Just to think it all started here back in Autumn last year (2010).

Our Araucana & Barnevelder cross Araucana chicks

I love raising chicks! They are so fluffy and cheeky and then you get to see them grow-up and graduate to the laying coop. Each chick develops their own personality and they keep it for life! Just call me the chicken mama. ;)

Enough jaunts down memory lane though. Back to the garden! My next stop with the camera, was to check some of the trees we had planted this year. On the way though, I couldn't pass this enchanting sight.

Kumquat holding station

Our daughter loves stuffed dogs and this one was tied to the kumquat tree, so it wouldn't get away as she played in the garden. Two other puppies were given a play pen instead. This was stationed just near Middle-Ridge chicken coop.

Puppies get into all sorts of trouble if they aren't kept safe

Notice the barricades (concrete seats) as fencing? This is to make sure the puppies don't escape while she's playing in the garden too. There's a story behind all this though. We have our dog living with my mum, and we've always said we couldn't have our dog here because we don't have fencing yet. So our daughter is very aware of the need to have dogs safely secured. It was so cute to see how she made sure, her stuffed dogs were equally safe.

Back to the trees however. I braved a weed forest for a lot of these photos. First stop, was running past a sunflower, the native bees and European varieties were feasting upon.

Bees and sunflowers say summer!

Another rogue sunflower in the garden, but finally here is the Japanese maple tree I wanted to see. It's still very young but bigger than when we first planted it.

Red Japanese Maple Tree

This is ornamental, rather than an edible tree, but its deciduous tendencies in winter, make it a good source of food for the soil in the garden. We planted it near a water way so that with periodic rainfall, the water can carry the nutrients down hill too.

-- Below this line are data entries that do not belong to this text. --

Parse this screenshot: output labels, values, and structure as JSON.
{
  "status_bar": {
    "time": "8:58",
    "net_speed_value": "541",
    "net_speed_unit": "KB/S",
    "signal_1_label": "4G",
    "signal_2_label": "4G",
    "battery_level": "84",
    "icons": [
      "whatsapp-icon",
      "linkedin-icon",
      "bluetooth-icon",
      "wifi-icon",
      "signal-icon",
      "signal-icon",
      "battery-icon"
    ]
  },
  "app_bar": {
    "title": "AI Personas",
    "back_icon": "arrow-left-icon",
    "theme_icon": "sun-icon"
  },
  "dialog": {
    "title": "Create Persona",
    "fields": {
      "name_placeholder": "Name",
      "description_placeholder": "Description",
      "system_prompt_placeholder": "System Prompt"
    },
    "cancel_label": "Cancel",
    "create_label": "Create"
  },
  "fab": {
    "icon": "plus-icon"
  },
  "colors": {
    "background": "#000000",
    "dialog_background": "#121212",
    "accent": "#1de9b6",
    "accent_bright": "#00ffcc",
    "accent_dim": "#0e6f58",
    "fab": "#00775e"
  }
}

A Brazilian Cherry and a very fast grower. It has doubled in size since we planted it a few months ago. 

Brazilian Cherry

A Brown Turkey Fig, and it has grown rather quickly too. It started out with two small leaves and now it has many!

Brown Turkey - not the poultry variety!

Our Black Mulberry is doing exceedingly well too, although it's in a rather shaded position here.


When we remove the saplings around it, the growth should be even better. Any prunings from this tree, go straight to the guinea pigs - Nellie & Gloria. They love mulberry leaves.

Our Kensington Pride Mango is the eldest tree in this lot. It's about 2 years old and we pruned it this year, causing it to branch finally.


The red-bronze leaves are it's new growth. This mango is in a shaded position too. The intention was to get them (mulberry too) established under the shade of the sapling natives, then remove them when the fruit trees could do with the room. I think this autumn we'll take out a lot of the saplings shading them at present.

Near the mango however, is a walking track to the backyard. It has gone from this in Spring 2008:

Walking track laced with Pekin chickens

To this tangled jungle, in Summer 2011! Dense and impassible now...minus the chickens!

Anyone else thinking Dr Who (Tom Baker) and...
well the one where the plants take over!

I love seeing the garden change. There's much we have done to influence it, and yet so much just does for itself. This is our rapid growing season and with all the rain this year, it's been even better than ever! So much to do while the sun shines.